有時見邨裡的阿伯阿婆出來晨練,它們還會湊上來加入,吱吱亂叫到處亂抓,很是擾民。
因此屋邨裡的熊孩子要是湊成一堆去後山玩,家裡的大人都會讓他們帶上他們那些自命名為倚天劍屠龍刀打狗棒的各種木棍,上山碰到猴群時不但能防身,必要時還可以來一場人猴大戰,驅趕掉猴子惡霸。
這可真是一物降一物。
普通的動物見識得多了,自然就想見識見識其它種類,從前家裡窮沒去荔園玩隻能聽其他去過的孩子滔滔不絕,現在有錢有閒,可不親身去走一趟孩子們的天堂!
蘇韻現在也是有錢有閒的狀態,就趁機去見識見識七十年代的風貌了。
乘坐巴士到了荔園遊樂場門口的時候,已經是人山人海排起了長龍,靠著嘉遽嘉祥兩兄弟擠到隊伍裡買了票之後,蘇韻又順手買了一人買了一大捧棉花糖,招惹身邊一眾小孩垂涎不已。
她努力賺錢可不就是為了享受生活——被眾多羨慕嫉妒恨的目光包圍,早在後世養成了安逸享樂主義的蘇韻絲毫沒有不適。
沾了蘇韻的光,嘉遽嘉祥兩人也是一手一捧大棉花糖。
為了避免在人海裡走散,三個人牽著手走向了小舞台那邊看表演。
坐下不久,座位的過道上就有著兩個比蘇韻大點兒的小女孩過來了,脖子上還掛著盒子,一邊走一邊唱著歌:“梅花靚,桃花靚,芬芳吐豔十分靚……”
“妹妹,要不要買花?不喜歡花的話,我家姐那裡還有好好吃的糖!”看起來小一點的女孩把懷裡裝滿了花的盒子遞過來,滿目期待。
沒等蘇韻回答,坐在後麵的一個中年大叔就十分不滿地喊了起來:“阿湄!你又讓你兩個女兒出來做工了?!好歹讓她們歇歇啊!”

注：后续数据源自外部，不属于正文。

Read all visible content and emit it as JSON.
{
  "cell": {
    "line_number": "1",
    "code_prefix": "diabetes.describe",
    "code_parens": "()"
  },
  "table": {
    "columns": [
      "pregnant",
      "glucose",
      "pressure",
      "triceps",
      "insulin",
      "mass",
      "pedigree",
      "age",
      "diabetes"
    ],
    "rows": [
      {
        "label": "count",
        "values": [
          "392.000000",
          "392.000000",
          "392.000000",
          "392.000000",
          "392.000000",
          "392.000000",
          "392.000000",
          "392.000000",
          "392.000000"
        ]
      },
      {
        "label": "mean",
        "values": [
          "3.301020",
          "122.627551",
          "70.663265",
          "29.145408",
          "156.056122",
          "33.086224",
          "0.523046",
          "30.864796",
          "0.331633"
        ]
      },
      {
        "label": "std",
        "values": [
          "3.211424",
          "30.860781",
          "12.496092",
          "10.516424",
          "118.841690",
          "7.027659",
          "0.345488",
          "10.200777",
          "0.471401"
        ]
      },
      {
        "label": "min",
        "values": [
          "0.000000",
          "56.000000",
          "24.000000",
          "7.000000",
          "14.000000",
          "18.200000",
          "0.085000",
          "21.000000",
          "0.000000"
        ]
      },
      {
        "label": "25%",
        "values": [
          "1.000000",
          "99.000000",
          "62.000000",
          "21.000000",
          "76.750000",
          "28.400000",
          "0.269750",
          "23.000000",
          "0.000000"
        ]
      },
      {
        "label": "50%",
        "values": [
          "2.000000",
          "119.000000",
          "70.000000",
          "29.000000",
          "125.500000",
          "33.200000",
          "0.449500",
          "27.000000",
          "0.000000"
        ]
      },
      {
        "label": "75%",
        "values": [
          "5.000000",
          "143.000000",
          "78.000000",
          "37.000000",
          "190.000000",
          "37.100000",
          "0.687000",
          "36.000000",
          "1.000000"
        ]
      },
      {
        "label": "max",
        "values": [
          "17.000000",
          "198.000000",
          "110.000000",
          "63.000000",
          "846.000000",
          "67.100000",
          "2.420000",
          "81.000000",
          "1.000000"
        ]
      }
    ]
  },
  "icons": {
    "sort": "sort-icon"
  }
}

“阿媽和阿哥炒股炒糊了,再不賺點錢,家裡就沒有米煲粥了……”小女孩模樣看著冷豔倔強,但聽到中年大叔這話後,眼淚卻是不爭氣地落了下來。
“那也不是這樣壓榨你們的!你阿媽和阿哥有手有腳的大人了,平時靠著你們兩姐妹登台表演賺錢,這大年大節的,也不讓你們兩個休息一下!”中年大叔估計和姐妹倆是熟人了,越說就越氣,“不行,我得去和你阿媽說說!”
說著,中年大叔就從座位上站起來,在蘇韻和周邊觀眾的驚疑眼神裡,噔噔噔地跑去了後台。
細看一下小女孩的眉目,蘇韻似有所悟,頓時就目光炯炯地看向小女孩:“你叫什麼名字?”
麵對小女孩不解的神情,蘇韻急忙又補充了一句:“我是不是,以前看過你們表演……”
“我叫梅愛霜,這是我細妹梅妍霜,我們經常會在好多地方登台表演的。”年紀大一些、模樣看起來也溫婉的姐姐梅愛霜走了過來,賠著笑解釋道。
“哦……”蘇韻作出了一副恍然大悟的樣子,“我好鐘意看你們的表演的,來,我要三朵花和三包糖!”
看著梅家姐妹一臉感激地拿花和糖跟蘇韻換了錢,便轉頭繼續混入人群裡叫賣,王嘉遽有些無奈地拍了一下蘇韻的肩膀:“你幾時看過她們的表演了,我怎麼不知道?”
“能幫就幫嘛,又沒有多少錢。”蘇韻笑了笑,拆開一包糖拿出一顆,塞住了他的嘴。
看王嘉遽含著糖回了自己一個“沒眼看你”的眼神,蘇韻笑容更大,轉頭又忍不住看了人群中的梅家姐妹一眼。
多好啊,那些記憶裡的人,都還鮮活地存在於這個世界上。
這般平淡裡卻滲透著微甜的日子又隨著日曆的落下而去,翌日下午,在屋邨熊孩子群裡“隱居”半年的蘇韻,終於再一次和嘉遽嘉祥兩兄弟一起,出現在了前往後山的隊伍裡。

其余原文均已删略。